Now that you know the benefits of organic food –– and how to outsmart clever marketing ploys –– go forth and veg(gie) out.

Tip #2: Personal Water Bottles

Personal water bottles should be a no-brainer! Personal water bottles are not only durable and customizable, they are also eco-friendly (and cheaper!) , especially compared to their mean cousin, The Disposable Water Bottle.

bottled-water

Not pretty is it? Buying a bottle of water a day, or every other day, or even every two, still adds up to a serious amount of waste, literally and monetarily. You could be spending $120, $200, or even upwards of $300 a year on bottled water. Imagine all the things that could be done with that money instead: music festivals, plane tickets, clothing, football games; the possibilities are endless!

New water fountains around campus make filling up easier too.
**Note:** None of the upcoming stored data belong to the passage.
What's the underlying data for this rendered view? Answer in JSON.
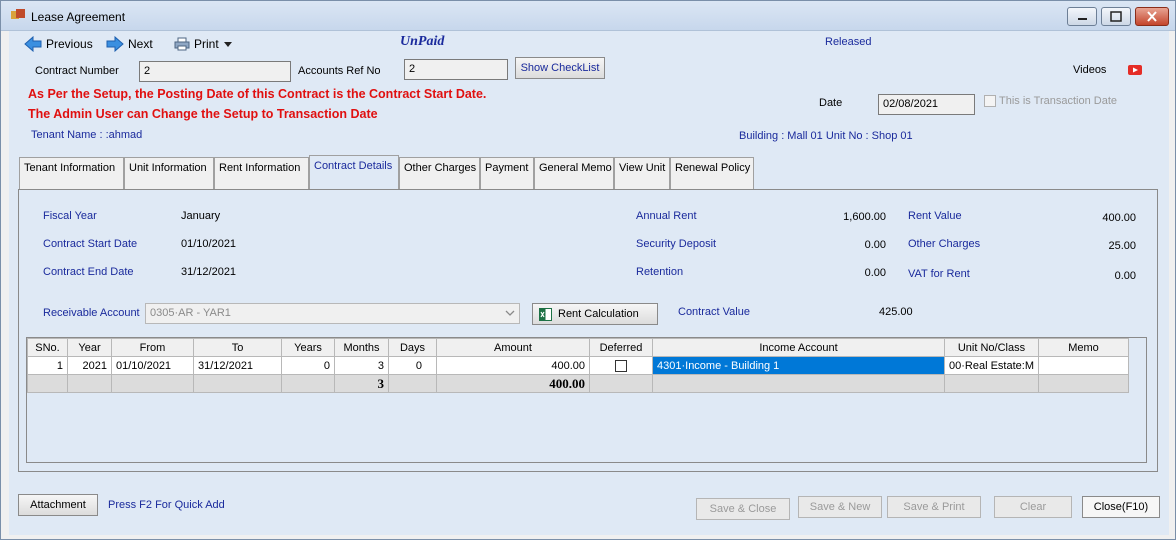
{
  "window": {
    "title": "Lease Agreement"
  },
  "toolbar": {
    "previous": "Previous",
    "next": "Next",
    "print": "Print"
  },
  "status": {
    "payment": "UnPaid",
    "state": "Released"
  },
  "fields": {
    "contract_number_label": "Contract Number",
    "contract_number": "2",
    "accounts_ref_label": "Accounts Ref No",
    "accounts_ref": "2",
    "show_checklist": "Show CheckList",
    "videos": "Videos",
    "date_label": "Date",
    "date": "02/08/2021",
    "transaction_date_label": "This is Transaction Date"
  },
  "notice": {
    "line1": "As Per the Setup, the Posting Date of this Contract is the Contract Start Date.",
    "line2": "The Admin User can Change the Setup to Transaction Date"
  },
  "tenant_name": "Tenant Name : :ahmad",
  "building_info": "Building : Mall 01  Unit No : Shop 01",
  "tabs": [
    "Tenant Information",
    "Unit Information",
    "Rent Information",
    "Contract Details",
    "Other Charges",
    "Payment",
    "General Memo",
    "View Unit",
    "Renewal Policy"
  ],
  "details": {
    "fiscal_year_label": "Fiscal Year",
    "fiscal_year": "January",
    "start_label": "Contract Start Date",
    "start": "01/10/2021",
    "end_label": "Contract End Date",
    "end": "31/12/2021",
    "annual_rent_label": "Annual Rent",
    "annual_rent": "1,600.00",
    "security_label": "Security Deposit",
    "security": "0.00",
    "retention_label": "Retention",
    "retention": "0.00",
    "rent_value_label": "Rent Value",
    "rent_value": "400.00",
    "other_charges_label": "Other Charges",
    "other_charges": "25.00",
    "vat_label": "VAT for Rent",
    "vat": "0.00",
    "receivable_label": "Receivable Account",
    "receivable": "0305·AR - YAR1",
    "rent_calc": "Rent Calculation",
    "contract_value_label": "Contract Value",
    "contract_value": "425.00"
  },
  "grid": {
    "headers": [
      "SNo.",
      "Year",
      "From",
      "To",
      "Years",
      "Months",
      "Days",
      "Amount",
      "Deferred",
      "Income Account",
      "Unit No/Class",
      "Memo"
    ],
    "row": {
      "sno": "1",
      "year": "2021",
      "from": "01/10/2021",
      "to": "31/12/2021",
      "years": "0",
      "months": "3",
      "days": "0",
      "amount": "400.00",
      "income_account": "4301·Income - Building 1",
      "unit_class": "00·Real Estate:M",
      "memo": ""
    },
    "totals": {
      "months": "3",
      "amount": "400.00"
    }
  },
  "footer": {
    "attachment": "Attachment",
    "hint": "Press F2 For Quick Add",
    "save_close": "Save & Close",
    "save_new": "Save & New",
    "save_print": "Save & Print",
    "clear": "Clear",
    "close": "Close(F10)"
  }
}
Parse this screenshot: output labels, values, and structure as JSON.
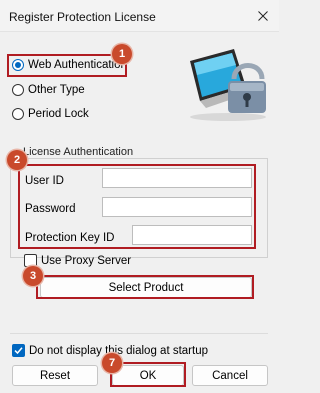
{
  "window": {
    "title": "Register Protection License"
  },
  "auth_type": {
    "options": [
      {
        "label": "Web Authentication",
        "selected": true
      },
      {
        "label": "Other Type",
        "selected": false
      },
      {
        "label": "Period Lock",
        "selected": false
      }
    ]
  },
  "license_auth": {
    "group_label": "License Authentication",
    "fields": [
      {
        "label": "User ID",
        "value": ""
      },
      {
        "label": "Password",
        "value": ""
      },
      {
        "label": "Protection Key ID",
        "value": ""
      }
    ]
  },
  "proxy": {
    "label": "Use Proxy Server",
    "checked": false
  },
  "select_product": {
    "label": "Select Product"
  },
  "startup": {
    "label": "Do not display this dialog at startup",
    "checked": true
  },
  "footer": {
    "reset_label": "Reset",
    "ok_label": "OK",
    "cancel_label": "Cancel"
  },
  "callouts": [
    "1",
    "2",
    "3",
    "7"
  ],
  "colors": {
    "accent": "#0067c0",
    "highlight": "#b01c22",
    "badge": "#c94a2c"
  }
}
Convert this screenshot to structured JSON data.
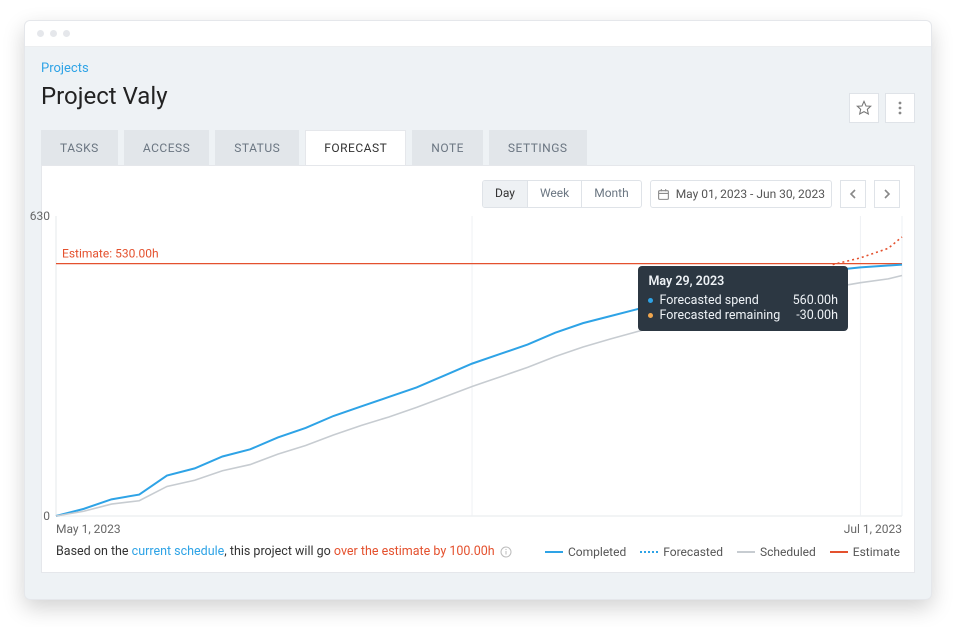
{
  "breadcrumb": "Projects",
  "title": "Project Valy",
  "tabs": [
    "TASKS",
    "ACCESS",
    "STATUS",
    "FORECAST",
    "NOTE",
    "SETTINGS"
  ],
  "active_tab": 3,
  "granularity": {
    "options": [
      "Day",
      "Week",
      "Month"
    ],
    "selected": "Day"
  },
  "date_range": "May 01, 2023 - Jun 30, 2023",
  "y_max_label": "630",
  "y_min_label": "0",
  "x_start": "May 1, 2023",
  "x_end": "Jul 1, 2023",
  "estimate_label": "Estimate: 530.00h",
  "tooltip": {
    "date": "May 29, 2023",
    "rows": [
      {
        "color": "#2ea3e6",
        "label": "Forecasted spend",
        "value": "560.00h"
      },
      {
        "color": "#f0a64e",
        "label": "Forecasted remaining",
        "value": "-30.00h"
      }
    ]
  },
  "footer_msg": {
    "pre": "Based on the ",
    "sched": "current schedule",
    "mid": ", this project will go ",
    "over": "over the estimate by 100.00h"
  },
  "legend": [
    {
      "name": "Completed",
      "swatch": "solid",
      "color": "#2ea3e6"
    },
    {
      "name": "Forecasted",
      "swatch": "dotted",
      "color": "#2ea3e6"
    },
    {
      "name": "Scheduled",
      "swatch": "solid",
      "color": "#c7ccd1"
    },
    {
      "name": "Estimate",
      "swatch": "solid",
      "color": "#e4512e"
    }
  ],
  "colors": {
    "completed": "#2ea3e6",
    "scheduled": "#c7ccd1",
    "estimate": "#e4512e"
  },
  "chart_data": {
    "type": "line",
    "xlabel": "",
    "ylabel": "",
    "ylim": [
      0,
      630
    ],
    "xlim": [
      "2023-05-01",
      "2023-07-01"
    ],
    "estimate": 530,
    "x_days": [
      0,
      2,
      4,
      6,
      8,
      10,
      12,
      14,
      16,
      18,
      20,
      22,
      24,
      26,
      28,
      30,
      32,
      34,
      36,
      38,
      40,
      42,
      44,
      46,
      48,
      50,
      52,
      54,
      56,
      58,
      60,
      61
    ],
    "series": [
      {
        "name": "Completed",
        "color": "#2ea3e6",
        "style": "solid",
        "values": [
          0,
          15,
          35,
          45,
          85,
          100,
          125,
          140,
          165,
          185,
          210,
          230,
          250,
          270,
          295,
          320,
          340,
          360,
          385,
          405,
          420,
          435,
          450,
          465,
          478,
          490,
          500,
          508,
          516,
          522,
          526,
          528
        ]
      },
      {
        "name": "Scheduled",
        "color": "#c7ccd1",
        "style": "solid",
        "values": [
          0,
          10,
          25,
          32,
          62,
          75,
          95,
          108,
          130,
          148,
          170,
          190,
          208,
          228,
          250,
          272,
          292,
          312,
          335,
          355,
          372,
          388,
          404,
          420,
          434,
          448,
          460,
          470,
          480,
          490,
          498,
          505
        ]
      },
      {
        "name": "Forecasted",
        "color": "#e4512e",
        "style": "dotted",
        "values": [
          null,
          null,
          null,
          null,
          null,
          null,
          null,
          null,
          null,
          null,
          null,
          null,
          null,
          null,
          null,
          null,
          null,
          null,
          null,
          null,
          null,
          null,
          null,
          null,
          null,
          null,
          null,
          null,
          528,
          542,
          562,
          586
        ]
      },
      {
        "name": "Estimate",
        "color": "#e4512e",
        "style": "solid",
        "values": [
          530,
          530,
          530,
          530,
          530,
          530,
          530,
          530,
          530,
          530,
          530,
          530,
          530,
          530,
          530,
          530,
          530,
          530,
          530,
          530,
          530,
          530,
          530,
          530,
          530,
          530,
          530,
          530,
          530,
          530,
          530,
          530
        ]
      }
    ]
  }
}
best-bpa-free-water-bottles

Americans drink 50 billion bottles of water every year and it takes more than 25 million barrels of crude oil to create all that plastic.

 

Not only that, but disposable water bottle companies are simply repackaging municipal water (read: public city water) and selling it at 300 TIMES THE COST OF TAP WATER.

And companies like Fiji, which really do ship water from across the world, are simply exploiting a poor nation of it’s most important resource at almost three times the price of other bottled waters. Not only that, but shipping your water, across oceans, to get to you, is no sustainable way to live.

Buy a personal water bottle. It doesn’t make sense to do anything else!